Aim and objective: The aim of this study is to provide preliminary retrospective evidence concerning the histologic and histomorphometric outcome of a novel freeze-dried equine-derived bone paste (EDEBEX) for ridge preservation of sockets following tooth extraction. Materials and methods: This pilot retrospective case series describes the histologic and histomorphometric outcome of three patients who received the equine-derived bone paste in post-extractive sockets to allow the preservation of the alveolar ridge. Patients were later rehabilitated with monolithic-zirconia, implant-supported prostheses. Results: All patients healed uneventfully. The collected biopsies showed a prevalence of bone formation at 4 months, compact lamellar bone, with well-defined lamellae surrounding Haversian and Volkmann's canals at 6 months, and an intermediate degree of maturation in active anabolic phase at 7 months after grafting. The amount of mineralized matrix was 63.3–70.7%, whereas medullar spaces were 26.0–30.7%. Conclusion: Histologic examination showed that the bone paste was fully biocompatible.
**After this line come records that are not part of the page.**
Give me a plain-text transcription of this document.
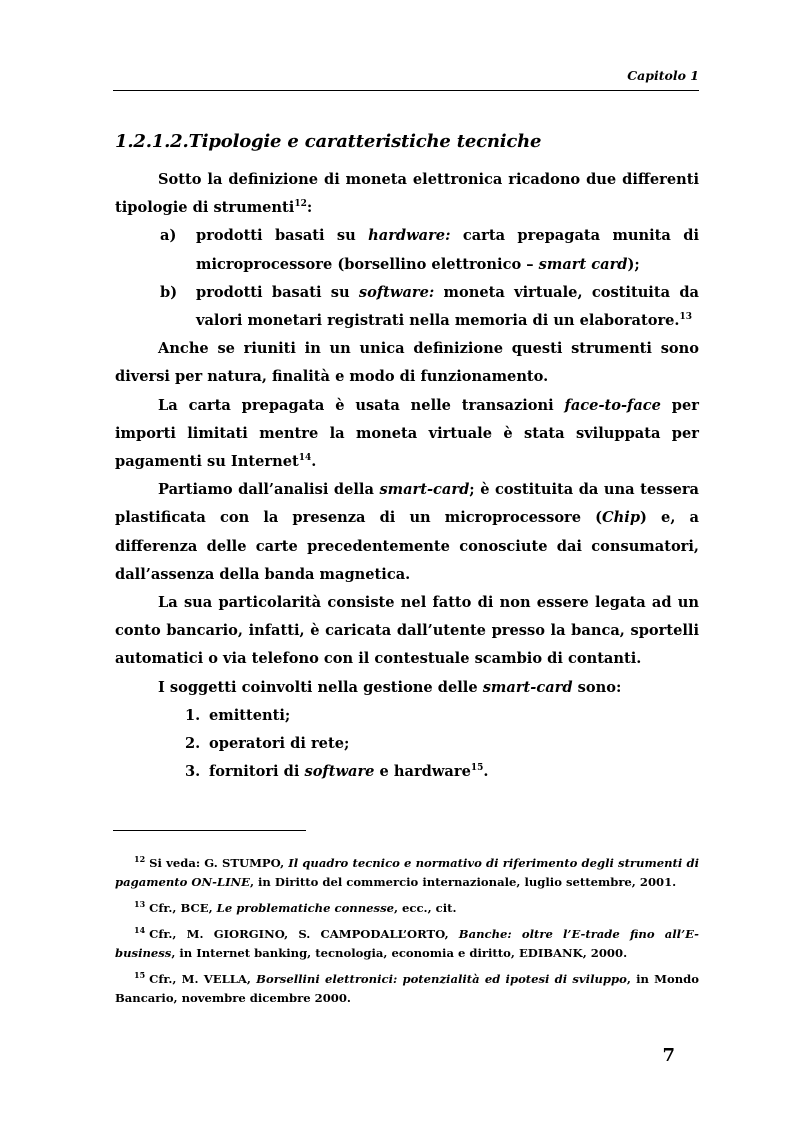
Capitolo 1
1.2.1.2.Tipologie e caratteristiche tecniche

Sotto la definizione di moneta elettronica ricadono due differenti tipologie di strumenti$^{12}$:

a) prodotti basati su hardware: carta prepagata munita di microprocessore (borsellino elettronico – smart card);
b) prodotti basati su software: moneta virtuale, costituita da valori monetari registrati nella memoria di un elaboratore.$^{13}$

Anche se riuniti in un unica definizione questi strumenti sono diversi per natura, finalità e modo di funzionamento.

La carta prepagata è usata nelle transazioni face-to-face per importi limitati mentre la moneta virtuale è stata sviluppata per pagamenti su Internet$^{14}$.

Partiamo dall’analisi della smart-card; è costituita da una tessera plastificata con la presenza di un microprocessore (Chip) e, a differenza delle carte precedentemente conosciute dai consumatori, dall’assenza della banda magnetica.

La sua particolarità consiste nel fatto di non essere legata ad un conto bancario, infatti, è caricata dall’utente presso la banca, sportelli automatici o via telefono con il contestuale scambio di contanti.

I soggetti coinvolti nella gestione delle smart-card sono:

1. emittenti;
2. operatori di rete;
3. fornitori di software e hardware$^{15}$.

$^{12}$ Si veda: G. STUMPO, Il quadro tecnico e normativo di riferimento degli strumenti di pagamento ON-LINE, in Diritto del commercio internazionale, luglio settembre, 2001.

$^{13}$ Cfr., BCE, Le problematiche connesse, ecc., cit.

$^{14}$ Cfr., M. GIORGINO, S. CAMPODALL’ORTO, Banche: oltre l’E-trade fino all’E-business, in Internet banking, tecnologia, economia e diritto, EDIBANK, 2000.

$^{15}$ Cfr., M. VELLA, Borsellini elettronici: potenzialità ed ipotesi di sviluppo, in Mondo Bancario, novembre dicembre 2000.

7
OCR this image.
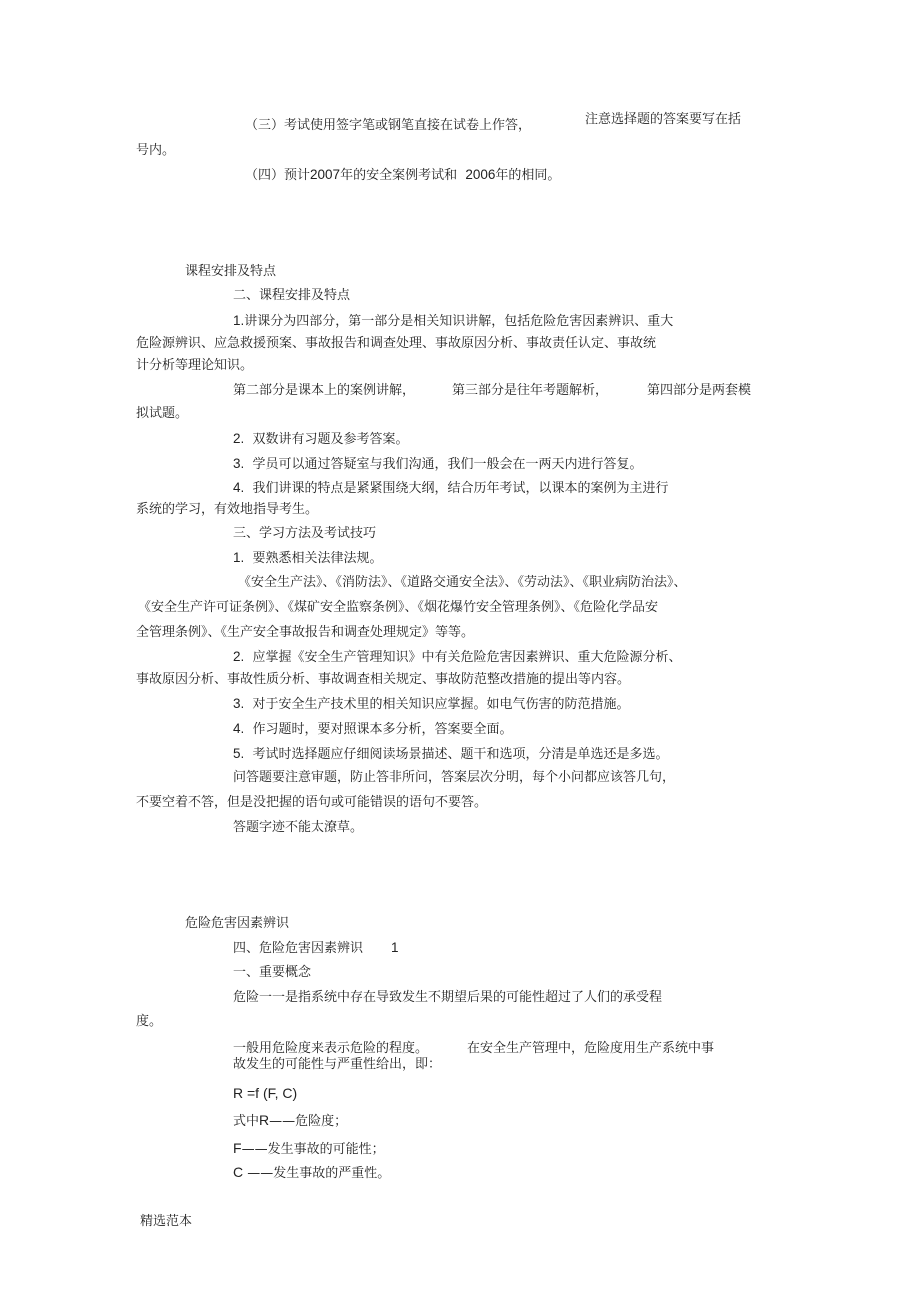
（三）考试使用签字笔或钢笔直接在试卷上作答，	注意选择题的答案要写在括
号内。
（四）预计2007年的安全案例考试和 2006年的相同。
课程安排及特点
二、课程安排及特点
1.讲课分为四部分，第一部分是相关知识讲解，包括危险危害因素辨识、重大
危险源辨识、应急救援预案、事故报告和调查处理、事故原因分析、事故责任认定、事故统
计分析等理论知识。
第二部分是课本上的案例讲解，	第三部分是往年考题解析，	第四部分是两套模
拟试题。
2. 双数讲有习题及参考答案。
3. 学员可以通过答疑室与我们沟通，我们一般会在一两天内进行答复。
4. 我们讲课的特点是紧紧围绕大纲，结合历年考试，以课本的案例为主进行
系统的学习，有效地指导考生。
三、学习方法及考试技巧
1. 要熟悉相关法律法规。
《安全生产法》、《消防法》、《道路交通安全法》、《劳动法》、《职业病防治法》、
《安全生产许可证条例》、《煤矿安全监察条例》、《烟花爆竹安全管理条例》、《危险化学品安
全管理条例》、《生产安全事故报告和调查处理规定》等等。
2. 应掌握《安全生产管理知识》中有关危险危害因素辨识、重大危险源分析、
事故原因分析、事故性质分析、事故调查相关规定、事故防范整改措施的提出等内容。
3. 对于安全生产技术里的相关知识应掌握。如电气伤害的防范措施。
4. 作习题时，要对照课本多分析，答案要全面。
5. 考试时选择题应仔细阅读场景描述、题干和选项，分清是单选还是多选。
问答题要注意审题，防止答非所问，答案层次分明，每个小问都应该答几句，
不要空着不答，但是没把握的语句或可能错误的语句不要答。
答题字迹不能太潦草。
危险危害因素辨识
四、危险危害因素辨识 1
一、重要概念
危险一一是指系统中存在导致发生不期望后果的可能性超过了人们的承受程
度。
一般用危险度来表示危险的程度。	在安全生产管理中，危险度用生产系统中事
故发生的可能性与严重性给出，即：
R =f (F, C)
式中R——危险度；
F——发生事故的可能性；
C ——发生事故的严重性。
精选范本
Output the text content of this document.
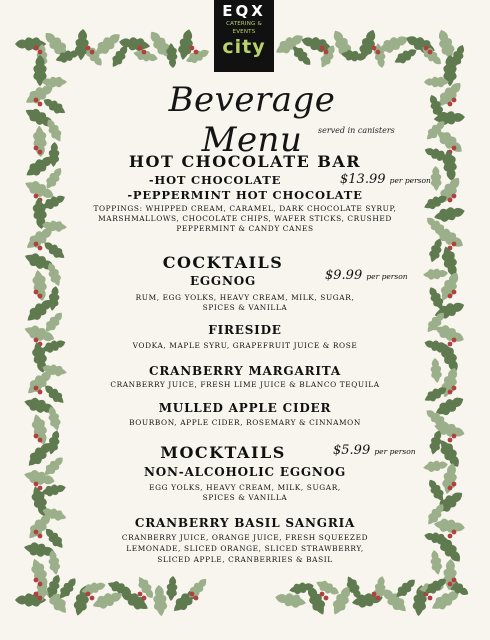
EQX
CATERING & EVENTS
city
Beverage Menu	served in canisters
HOT CHOCOLATE BAR
-HOT CHOCOLATE
-PEPPERMINT HOT CHOCOLATE
$13.99 per person
TOPPINGS: WHIPPED CREAM, CARAMEL, DARK CHOCOLATE SYRUP,
MARSHMALLOWS, CHOCOLATE CHIPS, WAFER STICKS, CRUSHED
PEPPERMINT & CANDY CANES
COCKTAILS
$9.99 per person
EGGNOG
RUM, EGG YOLKS, HEAVY CREAM, MILK, SUGAR,
SPICES & VANILLA
FIRESIDE
VODKA, MAPLE SYRU, GRAPEFRUIT JUICE & ROSE
CRANBERRY MARGARITA
CRANBERRY JUICE, FRESH LIME JUICE & BLANCO TEQUILA
MULLED APPLE CIDER
BOURBON, APPLE CIDER, ROSEMARY & CINNAMON
MOCKTAILS	$5.99 per person
NON-ALCOHOLIC EGGNOG
EGG YOLKS, HEAVY CREAM, MILK, SUGAR,
SPICES & VANILLA
CRANBERRY BASIL SANGRIA
CRANBERRY JUICE, ORANGE JUICE, FRESH SQUEEZED
LEMONADE, SLICED ORANGE, SLICED STRAWBERRY,
SLICED APPLE, CRANBERRIES & BASIL
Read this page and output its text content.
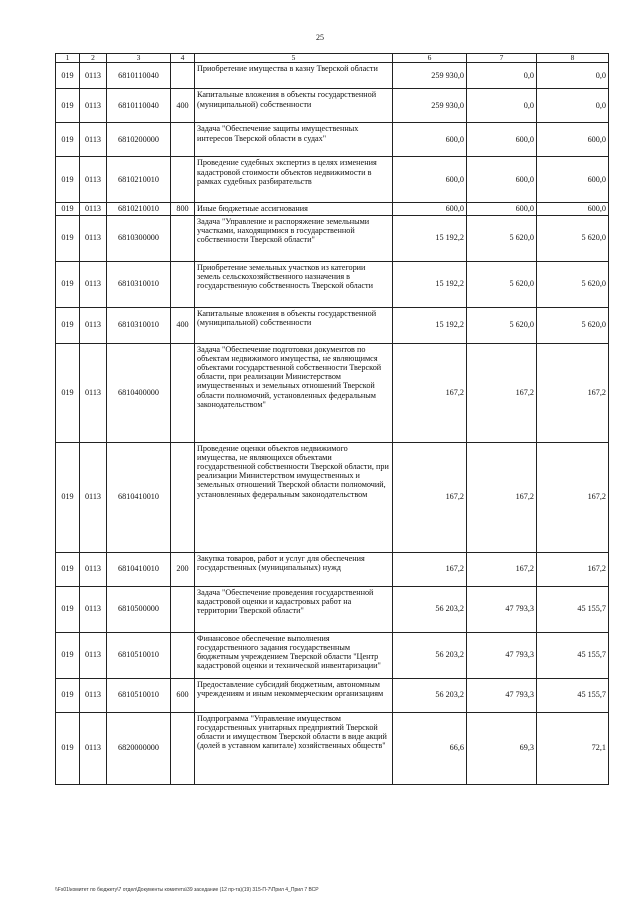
25
1	2	3	4	5	6	7	8
019	0113	6810110040		Приобретение имущества в казну Тверской области	259 930,0	0,0	0,0
019	0113	6810110040	400	Капитальные вложения в объекты государственной (муниципальной) собственности	259 930,0	0,0	0,0
019	0113	6810200000		Задача "Обеспечение защиты имущественных интересов Тверской области в судах"	600,0	600,0	600,0
019	0113	6810210010		Проведение судебных экспертиз в целях изменения кадастровой стоимости объектов недвижимости в рамках судебных разбирательств	600,0	600,0	600,0
019	0113	6810210010	800	Иные бюджетные ассигнования	600,0	600,0	600,0
019	0113	6810300000		Задача "Управление и распоряжение земельными участками, находящимися в государственной собственности Тверской области"	15 192,2	5 620,0	5 620,0
019	0113	6810310010		Приобретение земельных участков из категории земель сельскохозяйственного назначения в государственную собственность Тверской области	15 192,2	5 620,0	5 620,0
019	0113	6810310010	400	Капитальные вложения в объекты государственной (муниципальной) собственности	15 192,2	5 620,0	5 620,0
019	0113	6810400000		Задача "Обеспечение подготовки документов по объектам недвижимого имущества, не являющимся объектами государственной собственности Тверской области, при реализации Министерством имущественных и земельных отношений Тверской области полномочий, установленных федеральным законодательством"	167,2	167,2	167,2
019	0113	6810410010		Проведение оценки объектов недвижимого имущества, не являющихся объектами государственной собственности Тверской области, при реализации Министерством имущественных и земельных отношений Тверской области полномочий, установленных федеральным законодательством	167,2	167,2	167,2
019	0113	6810410010	200	Закупка товаров, работ и услуг для обеспечения государственных (муниципальных) нужд	167,2	167,2	167,2
019	0113	6810500000		Задача "Обеспечение проведения государственной кадастровой оценки и кадастровых работ на территории Тверской области"	56 203,2	47 793,3	45 155,7
019	0113	6810510010		Финансовое обеспечение выполнения государственного задания государственным бюджетным учреждением Тверской области "Центр кадастровой оценки и технической инвентаризации"	56 203,2	47 793,3	45 155,7
019	0113	6810510010	600	Предоставление субсидий бюджетным, автономным учреждениям и иным некоммерческим организациям	56 203,2	47 793,3	45 155,7
019	0113	6820000000		Подпрограмма "Управление имуществом государственных унитарных предприятий Тверской области и имуществом Тверской области в виде акций (долей в уставном капитале) хозяйственных обществ"	66,6	69,3	72,1
\\Fs01\комитет по бюджету\7 отдел\Документы комитета\39 заседание (12 пр-та)(19) 315-П-7\Прил 4_Прил 7 ВСР
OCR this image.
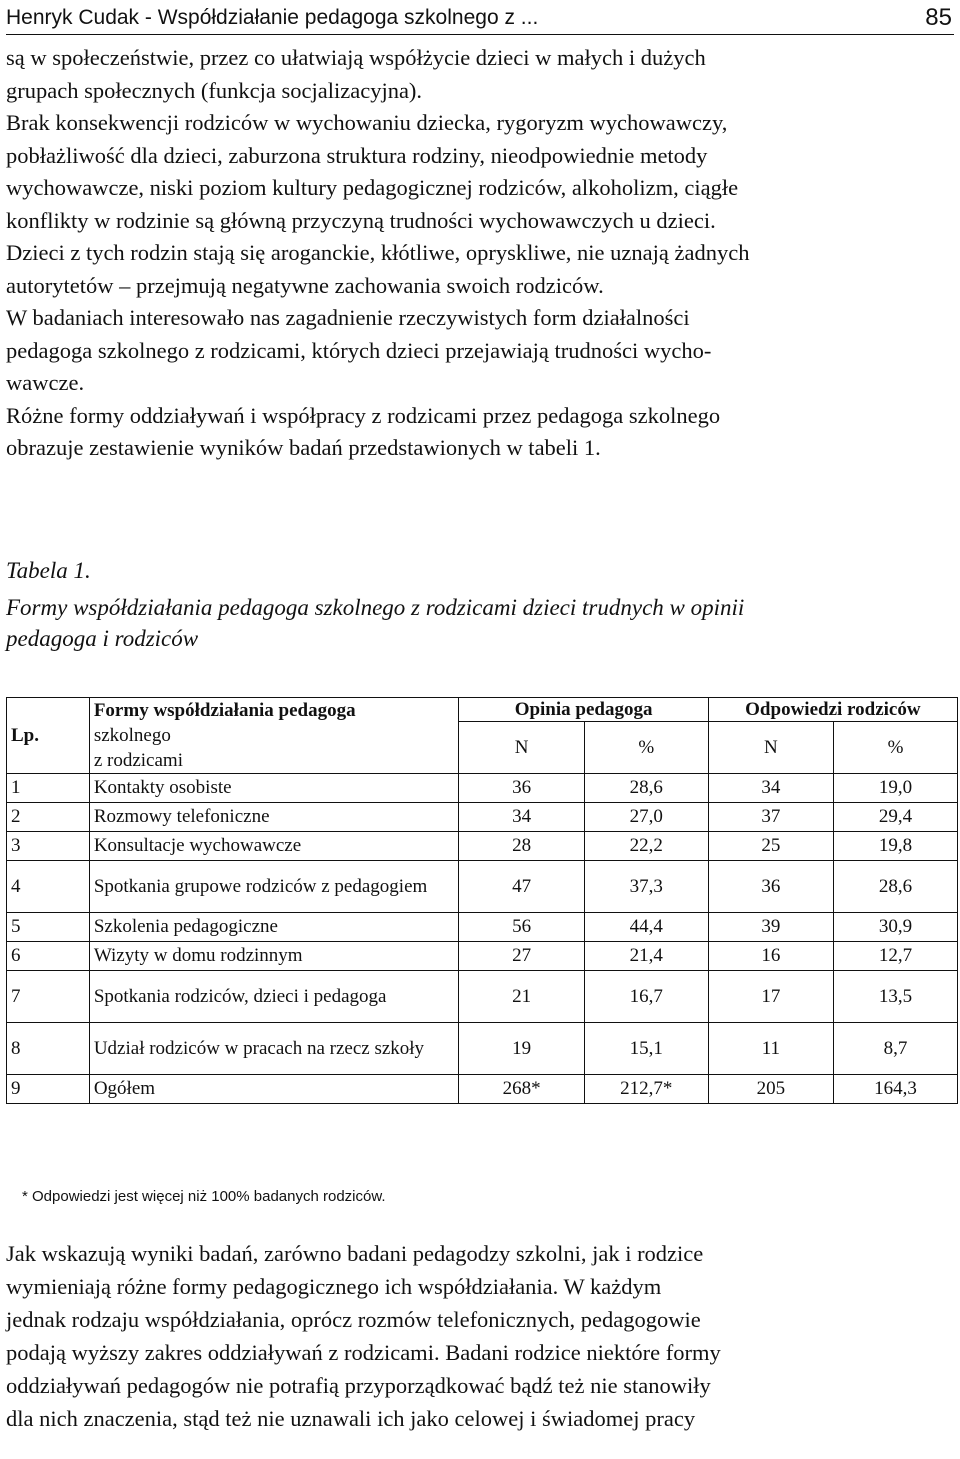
Henryk Cudak - Współdziałanie pedagoga szkolnego z ...	85
są w społeczeństwie, przez co ułatwiają współżycie dzieci w małych i dużych
grupach społecznych (funkcja socjalizacyjna).
Brak konsekwencji rodziców w wychowaniu dziecka, rygoryzm wychowawczy,
pobłażliwość dla dzieci, zaburzona struktura rodziny, nieodpowiednie metody
wychowawcze, niski poziom kultury pedagogicznej rodziców, alkoholizm, ciągłe
konflikty w rodzinie są główną przyczyną trudności wychowawczych u dzieci.
Dzieci z tych rodzin stają się aroganckie, kłótliwe, opryskliwe, nie uznają żadnych
autorytetów – przejmują negatywne zachowania swoich rodziców.
W badaniach interesowało nas zagadnienie rzeczywistych form działalności
pedagoga szkolnego z rodzicami, których dzieci przejawiają trudności wycho-
wawcze.
Różne formy oddziaływań i współpracy z rodzicami przez pedagoga szkolnego
obrazuje zestawienie wyników badań przedstawionych w tabeli 1.
Tabela 1.
Formy współdziałania pedagoga szkolnego z rodzicami dzieci trudnych w opinii
pedagoga i rodziców
Lp.	Formy współdziałania pedagoga
szkolnego
z rodzicami	Opinia pedagoga		Odpowiedzi rodziców	
		N	%	N	%
1	Kontakty osobiste	36	28,6	34	19,0
2	Rozmowy telefoniczne	34	27,0	37	29,4
3	Konsultacje wychowawcze	28	22,2	25	19,8
4	Spotkania grupowe rodziców z pedagogiem	47	37,3	36	28,6
5	Szkolenia pedagogiczne	56	44,4	39	30,9
6	Wizyty w domu rodzinnym	27	21,4	16	12,7
7	Spotkania rodziców, dzieci i pedagoga	21	16,7	17	13,5
8	Udział rodziców w pracach na rzecz szkoły	19	15,1	11	8,7
9	Ogółem	268*	212,7*	205	164,3
* Odpowiedzi jest więcej niż 100% badanych rodziców.
Jak wskazują wyniki badań, zarówno badani pedagodzy szkolni, jak i rodzice
wymieniają różne formy pedagogicznego ich współdziałania. W każdym
jednak rodzaju współdziałania, oprócz rozmów telefonicznych, pedagogowie
podają wyższy zakres oddziaływań z rodzicami. Badani rodzice niektóre formy
oddziaływań pedagogów nie potrafią przyporządkować bądź też nie stanowiły
dla nich znaczenia, stąd też nie uznawali ich jako celowej i świadomej pracy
Bone regeneration occurred within the first 4 months from grafting, with 63.3–70.7% mineralized bone matrix. The residual biomaterial, when present, did not exceed, on average, 2%. Clinical significance: Ridge preservation using bone substitutes as an alternative to autogenous bone is known to be effective. However, available clinical evidence still does not indicate the biomaterial, if any, that should be preferred to carry it out. The equine bone paste used in the present study appears to be a good candidate for further investigation because it is easy to handle in the clinical setting and it displays a good bone formation rate.